GOING SANE – Chapter 14
It’s an item on my list of questions for God. Why isn’t it easier? But for reasons best left to mystics, the day you quit nicotine, the cosmos conspires to turn life into a holy hell.
Day One was roughly ninety-three hours long. One minute I was Neil Armstrong bounding through my living room in zero gravity. Seconds later I was lurching down the hallway in concrete shoes. Nobody told me I wouldn’t be able to function. Nobody told me I’d be curled up in the fetal position contemplating suicide. Nobody told me I’d be staring at my cottage cheese ceiling until I could make out the face of Charlie Manson.
I was peeling an orange with the patience of a zen master I suddenly realized to my horror that I had to go to the store. A Coco Puffs commercial had come on the screen triggering an ungodly urge for chocolate. Lots of chocolate. Now. A Butterfinger. Now. A Butterfinger the size of a Duraflame Log. Now. Where are my shoes? Where are my keys? Oh, God, this is hard! I can’t walk!
I don’t know how I got there but when I emerged from my blackout, I was jogging down aisle five in my neon bathrobe clutching a large yellow bag of Nestle’s Chocolate Chips.
Why supermarkets allow people with coupons into the express lane is an imponderable on the best of days. This particular penny pincher wanted six cents discounted from her box of frozen peas. The checker patiently explained that the coupon only applied to canned peas, not frozen ones.
“Phooey,” said the lady, closing her coin purse like a castanet. “I want to talk to the manager.”
Time stopped and we all just stood there, listening to Kenny G, waiting for the store manager who, apparently, was in conference in Tierra Del Fuego.
Finally, the checker asked Coupon Lady to step to one side and I got my turn at the front of the line.

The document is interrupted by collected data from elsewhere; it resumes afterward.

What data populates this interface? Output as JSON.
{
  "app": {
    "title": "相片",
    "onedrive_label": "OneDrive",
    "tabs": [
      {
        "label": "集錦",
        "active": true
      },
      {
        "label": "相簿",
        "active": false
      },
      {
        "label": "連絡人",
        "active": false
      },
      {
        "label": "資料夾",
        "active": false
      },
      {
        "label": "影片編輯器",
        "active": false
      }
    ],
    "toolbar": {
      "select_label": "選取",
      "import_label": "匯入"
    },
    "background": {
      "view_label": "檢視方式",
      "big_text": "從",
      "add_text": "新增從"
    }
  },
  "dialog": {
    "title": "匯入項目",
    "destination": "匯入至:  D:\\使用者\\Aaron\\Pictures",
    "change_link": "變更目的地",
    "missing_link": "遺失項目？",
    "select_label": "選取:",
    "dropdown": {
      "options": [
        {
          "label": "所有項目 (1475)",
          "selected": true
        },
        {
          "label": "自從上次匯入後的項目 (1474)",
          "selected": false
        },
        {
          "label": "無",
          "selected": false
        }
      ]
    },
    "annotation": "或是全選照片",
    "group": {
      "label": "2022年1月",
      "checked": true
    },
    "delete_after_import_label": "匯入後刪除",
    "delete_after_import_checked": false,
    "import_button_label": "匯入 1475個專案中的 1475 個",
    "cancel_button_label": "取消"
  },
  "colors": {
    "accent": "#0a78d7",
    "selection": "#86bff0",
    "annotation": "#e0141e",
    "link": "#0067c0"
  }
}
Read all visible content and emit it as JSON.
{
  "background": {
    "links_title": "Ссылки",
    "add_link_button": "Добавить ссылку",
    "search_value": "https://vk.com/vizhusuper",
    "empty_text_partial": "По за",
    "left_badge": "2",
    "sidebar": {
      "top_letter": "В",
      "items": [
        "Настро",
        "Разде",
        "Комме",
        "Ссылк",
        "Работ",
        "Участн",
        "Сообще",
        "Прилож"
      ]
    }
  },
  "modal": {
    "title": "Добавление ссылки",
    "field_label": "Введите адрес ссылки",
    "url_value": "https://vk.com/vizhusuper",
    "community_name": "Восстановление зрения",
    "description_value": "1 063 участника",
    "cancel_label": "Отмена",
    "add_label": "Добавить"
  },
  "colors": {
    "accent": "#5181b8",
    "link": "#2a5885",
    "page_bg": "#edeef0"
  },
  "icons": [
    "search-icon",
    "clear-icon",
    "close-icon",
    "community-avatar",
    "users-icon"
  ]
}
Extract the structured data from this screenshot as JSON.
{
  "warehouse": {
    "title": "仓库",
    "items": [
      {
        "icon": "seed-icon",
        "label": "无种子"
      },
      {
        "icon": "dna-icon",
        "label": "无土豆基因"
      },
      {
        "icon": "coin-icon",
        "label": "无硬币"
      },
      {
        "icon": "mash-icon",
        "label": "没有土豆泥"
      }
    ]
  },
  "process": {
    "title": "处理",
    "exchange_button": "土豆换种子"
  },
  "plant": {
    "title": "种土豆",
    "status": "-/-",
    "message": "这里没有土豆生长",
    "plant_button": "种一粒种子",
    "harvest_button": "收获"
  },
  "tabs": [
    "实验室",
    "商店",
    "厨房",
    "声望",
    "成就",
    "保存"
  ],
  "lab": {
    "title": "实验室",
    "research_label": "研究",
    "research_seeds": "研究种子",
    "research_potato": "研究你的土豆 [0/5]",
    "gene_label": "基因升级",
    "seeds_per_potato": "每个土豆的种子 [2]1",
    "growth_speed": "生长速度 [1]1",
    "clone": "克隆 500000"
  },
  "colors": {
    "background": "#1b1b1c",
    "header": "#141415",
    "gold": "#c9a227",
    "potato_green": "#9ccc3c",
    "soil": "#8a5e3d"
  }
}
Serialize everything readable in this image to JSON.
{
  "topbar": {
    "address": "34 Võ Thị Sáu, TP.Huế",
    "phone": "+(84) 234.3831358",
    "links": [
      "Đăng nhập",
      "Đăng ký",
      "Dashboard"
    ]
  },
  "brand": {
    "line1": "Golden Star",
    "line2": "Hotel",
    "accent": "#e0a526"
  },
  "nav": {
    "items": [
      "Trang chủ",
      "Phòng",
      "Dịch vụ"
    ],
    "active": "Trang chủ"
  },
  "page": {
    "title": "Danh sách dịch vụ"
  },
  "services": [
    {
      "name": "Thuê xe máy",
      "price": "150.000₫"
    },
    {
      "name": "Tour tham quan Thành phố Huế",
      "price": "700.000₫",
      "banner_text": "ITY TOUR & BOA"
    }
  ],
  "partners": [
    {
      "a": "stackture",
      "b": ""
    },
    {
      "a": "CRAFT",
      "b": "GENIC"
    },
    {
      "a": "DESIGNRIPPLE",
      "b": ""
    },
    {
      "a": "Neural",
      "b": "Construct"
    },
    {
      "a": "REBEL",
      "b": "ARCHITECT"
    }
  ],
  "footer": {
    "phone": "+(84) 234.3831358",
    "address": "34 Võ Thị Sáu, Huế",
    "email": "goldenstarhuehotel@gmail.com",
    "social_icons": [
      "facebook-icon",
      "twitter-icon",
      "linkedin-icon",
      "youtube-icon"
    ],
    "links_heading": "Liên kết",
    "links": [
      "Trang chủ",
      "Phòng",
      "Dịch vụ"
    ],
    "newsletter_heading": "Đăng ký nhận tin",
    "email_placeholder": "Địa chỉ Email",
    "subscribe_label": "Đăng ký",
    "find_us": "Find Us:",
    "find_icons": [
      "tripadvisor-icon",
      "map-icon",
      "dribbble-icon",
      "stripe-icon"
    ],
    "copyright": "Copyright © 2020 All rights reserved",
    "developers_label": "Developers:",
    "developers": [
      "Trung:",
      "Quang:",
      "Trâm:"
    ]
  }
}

The market had recently instituted a policy to make themselves appear more helpful. When the box boy loads your groceries he’ll ask, “Would you like some help out with that?”
“Yeah,” I said. “You get on one end of the chocolate chips and I’ll get on the other and we’ll see if we can lug the bag out to my flatbed, you idiot. Now get out of my way before I slide this ATM card up your butt!”
Shoving past the kid, deliberately bumping the penny pincher with the peas, I sprinted to my car, where I gorged on the chocolate like a hunger-crazed timber wolf.
Thankfully, Day One came and went. In the years since, I’ve contented myself with a regimen of bottled water, vitamin B, exercise, and occasionally careening across three lanes of oncoming traffic for Haagen-Daaz. The good news is the nicotine craving eventually lessened. As for the sugar, well, if they ever develop a toffee peanut patch, I’ll probably be in the first blind-study group.